Affects Version/s: None
Fix Version/s: None
Release Note:Not for the current sprint. Schedule for after June 2013.
OR filters have been optimized to run with vectorized query execution. IN filters of the form "Column IN (list-of-constants)" are a special case of OR. However, IN does not vectorized currently.

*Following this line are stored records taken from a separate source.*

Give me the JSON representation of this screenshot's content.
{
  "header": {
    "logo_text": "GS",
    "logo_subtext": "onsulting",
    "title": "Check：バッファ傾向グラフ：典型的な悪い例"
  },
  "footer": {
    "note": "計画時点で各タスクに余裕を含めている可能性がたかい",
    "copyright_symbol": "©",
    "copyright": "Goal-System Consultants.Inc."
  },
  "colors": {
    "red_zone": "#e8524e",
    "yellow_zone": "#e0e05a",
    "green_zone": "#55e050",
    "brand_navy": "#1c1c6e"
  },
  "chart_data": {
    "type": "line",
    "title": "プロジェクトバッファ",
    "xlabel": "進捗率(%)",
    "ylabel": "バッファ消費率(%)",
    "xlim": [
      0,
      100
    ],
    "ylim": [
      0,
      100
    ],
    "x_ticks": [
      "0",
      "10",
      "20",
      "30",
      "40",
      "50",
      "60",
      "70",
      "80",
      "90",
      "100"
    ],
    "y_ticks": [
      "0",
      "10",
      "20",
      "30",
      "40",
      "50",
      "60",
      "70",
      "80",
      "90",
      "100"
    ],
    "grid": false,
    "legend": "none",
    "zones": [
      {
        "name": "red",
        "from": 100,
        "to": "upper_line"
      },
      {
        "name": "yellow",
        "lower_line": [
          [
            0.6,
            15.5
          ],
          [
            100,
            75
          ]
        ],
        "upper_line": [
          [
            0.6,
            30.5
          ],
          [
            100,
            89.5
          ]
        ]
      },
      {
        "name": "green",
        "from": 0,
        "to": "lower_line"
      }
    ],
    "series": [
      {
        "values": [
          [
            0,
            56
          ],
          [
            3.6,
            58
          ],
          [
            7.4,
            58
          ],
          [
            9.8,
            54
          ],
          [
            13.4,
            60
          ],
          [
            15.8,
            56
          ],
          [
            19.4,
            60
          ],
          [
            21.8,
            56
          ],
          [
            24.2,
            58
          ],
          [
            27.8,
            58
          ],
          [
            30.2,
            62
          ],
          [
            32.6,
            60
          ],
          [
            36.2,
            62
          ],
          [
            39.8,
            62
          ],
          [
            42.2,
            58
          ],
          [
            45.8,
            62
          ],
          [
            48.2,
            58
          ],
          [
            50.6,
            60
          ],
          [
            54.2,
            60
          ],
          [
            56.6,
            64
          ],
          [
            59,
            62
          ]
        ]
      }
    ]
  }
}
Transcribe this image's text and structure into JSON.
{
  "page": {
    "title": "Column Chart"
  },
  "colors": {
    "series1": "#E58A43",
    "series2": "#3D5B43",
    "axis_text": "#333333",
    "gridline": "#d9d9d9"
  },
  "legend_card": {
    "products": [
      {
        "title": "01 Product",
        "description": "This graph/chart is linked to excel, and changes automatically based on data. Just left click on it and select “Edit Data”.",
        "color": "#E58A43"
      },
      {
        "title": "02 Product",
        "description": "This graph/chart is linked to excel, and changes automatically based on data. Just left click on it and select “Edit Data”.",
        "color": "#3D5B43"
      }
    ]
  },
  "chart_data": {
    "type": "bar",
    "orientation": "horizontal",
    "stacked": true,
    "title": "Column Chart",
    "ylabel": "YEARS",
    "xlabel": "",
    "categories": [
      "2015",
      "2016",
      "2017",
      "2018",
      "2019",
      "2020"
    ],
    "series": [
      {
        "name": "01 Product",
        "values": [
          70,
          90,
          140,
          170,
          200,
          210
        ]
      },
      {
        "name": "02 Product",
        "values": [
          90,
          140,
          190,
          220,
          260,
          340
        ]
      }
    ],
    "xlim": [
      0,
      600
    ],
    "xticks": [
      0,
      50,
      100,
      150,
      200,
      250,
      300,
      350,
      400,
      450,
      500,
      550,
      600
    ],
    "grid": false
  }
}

select ddate, count(*) from factsqlengineam_vec_orc where ddate = "2012-05-19 00:00:00" OR ddate = "2012-05-20 00:00:00" or ddate = "2012-05-21 00:00:00" group by ddate;
takes about 23 seconds of CPU and
select ddate, count(*) from factsqlengineam_vec_orc where ddate IN ("2012-05-19 00:00:00", "2012-05-20 00:00:00", "2012-05-21 00:00:00") group by ddate;
takes about 153 seconds of CPU.
A simple fix may be that for short IN lists (say <= 64 elements) we turn them into OR by manipulating the query tree before planning whether vectorization can be used.
A more complex fix that covers more cases would be to turn longer IN lists into a join so when we eventually support vectorized joins it will be fast.
An intermediate approach might be to implement a special IN filter operator that stores the constant values in a sorted array or high-performance hash table (like Cuckoo hashing).